Avantages et inconvénients des programmes publics d'aide sociale

Avantages et inconvénients des programmes publics d'aide sociale

Peu de sujets dans la politique américaine génèrent plus de controverses que la question des programmes sociaux. Ces programmes bénéficient aux pauvres, personnes âgées, handicapés, chômeurs et autres. Les partisans soutiennent que les programmes allant de la sécurité sociale et l'assurance-maladie à l'indemnisation du chômage et le logement public en aide aux personnes qui éprouvent des difficultés temporaires ou qui sont incapables de subvenir à leurs besoins. Les opposants rétorquent que les programmes d'aide publics sapent l'éthique du travail et favorise la dépendance chez les bénéficiaires.

Types

Les programmes gouvernementaux de protection sociale se composent de deux grands types. Le premier groupe est constitué des programmes d'assurance sociale à laquelle la contribution des travailleurs par le biais des retenues sur leurs chèques de paie. Les principaux exemples de ces programmes comprennent la sécurité sociale et l'assurance-maladie, même si elles ne sont généralement pas étiquetés comme le bien-être. Ces programmes, dont deux des plus importants dans le gouvernement fédéral, fournissent un revenu de retraite et la couverture des soins médicaux pour les personnes âgées. D'autres programmes sont financés par les recettes fiscales générales plutôt que les cotisations des travailleurs. Il s'agit notamment de l'assistance temporaire aux familles nécessiteuses (TANF); Medicaid, le programme de soins médicaux pour les Américains à faible revenu; Supplemental Security Income (SSI) pour les pauvres et les handicapés; et le programme de bons d'alimentation, entre autres. Ces programmes sont plus susceptibles de recevoir le label de «bien-être».

Pro: Programmes financés par des contributions

Le politologue Thomas R. Dye, auteur de "La politique de l'Amérique», écrit que la plupart des Américains croient que le gouvernement devrait aider ceux qui sont incapables de prendre soin d'eux-mêmes. Il écrit en outre que certains programmes de protection sociale, tels que la Sécurité sociale et Medicare, les programmes d'assurance sociale à laquelle les bénéficiaires ont contribué au fil du temps. Les contributions à ces programmes fédéraux pour les personnes âgées sont déduits des chèques de paie des travailleurs. Si les gens font des contributions nécessaires à un programme, ils ont droit à ses avantages.

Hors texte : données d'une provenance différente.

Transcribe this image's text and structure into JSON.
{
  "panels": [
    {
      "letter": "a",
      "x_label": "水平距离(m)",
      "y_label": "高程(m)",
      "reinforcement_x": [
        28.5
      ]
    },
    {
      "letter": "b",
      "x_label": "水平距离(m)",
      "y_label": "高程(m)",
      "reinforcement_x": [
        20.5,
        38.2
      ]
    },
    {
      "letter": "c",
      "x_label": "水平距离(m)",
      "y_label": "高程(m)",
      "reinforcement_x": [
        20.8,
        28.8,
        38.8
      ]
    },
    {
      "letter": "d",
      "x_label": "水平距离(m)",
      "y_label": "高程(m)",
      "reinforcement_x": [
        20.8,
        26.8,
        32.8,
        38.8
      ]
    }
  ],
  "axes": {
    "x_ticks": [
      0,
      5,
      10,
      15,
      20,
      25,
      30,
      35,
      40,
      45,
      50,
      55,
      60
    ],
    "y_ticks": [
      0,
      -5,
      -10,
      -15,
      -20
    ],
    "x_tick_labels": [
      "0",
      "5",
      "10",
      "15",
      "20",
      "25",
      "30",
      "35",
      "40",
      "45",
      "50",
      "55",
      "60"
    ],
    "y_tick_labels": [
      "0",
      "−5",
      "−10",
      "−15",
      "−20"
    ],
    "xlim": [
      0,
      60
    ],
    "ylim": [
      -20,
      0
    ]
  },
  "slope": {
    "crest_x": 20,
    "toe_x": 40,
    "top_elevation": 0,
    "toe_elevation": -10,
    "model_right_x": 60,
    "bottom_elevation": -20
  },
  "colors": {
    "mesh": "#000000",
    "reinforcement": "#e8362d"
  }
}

Con: Culture de la dépendance

Alors que les Américains privilégient généralement l'aide du gouvernement aux populations les plus vulnérables de la société, Dye écrit, ils s'inquiètent également que les programmes de protection sociale favorise la dépendance et un sens du droit parmi les personnes qui les reçoivent. Ils peuvent stéréotyper les bénéficiaires de l'assistance publique comme des paresseux et immoral. Le sociologue Charles Murray, dans le livre "Losing Ground," a examiné la politique sociale américaine et a conclu que les programmes encouragent les naissances hors mariage-, supprimer les incitations pour les personnes à trouver un emploi et de créer une population dépend de l'aide gouvernementale.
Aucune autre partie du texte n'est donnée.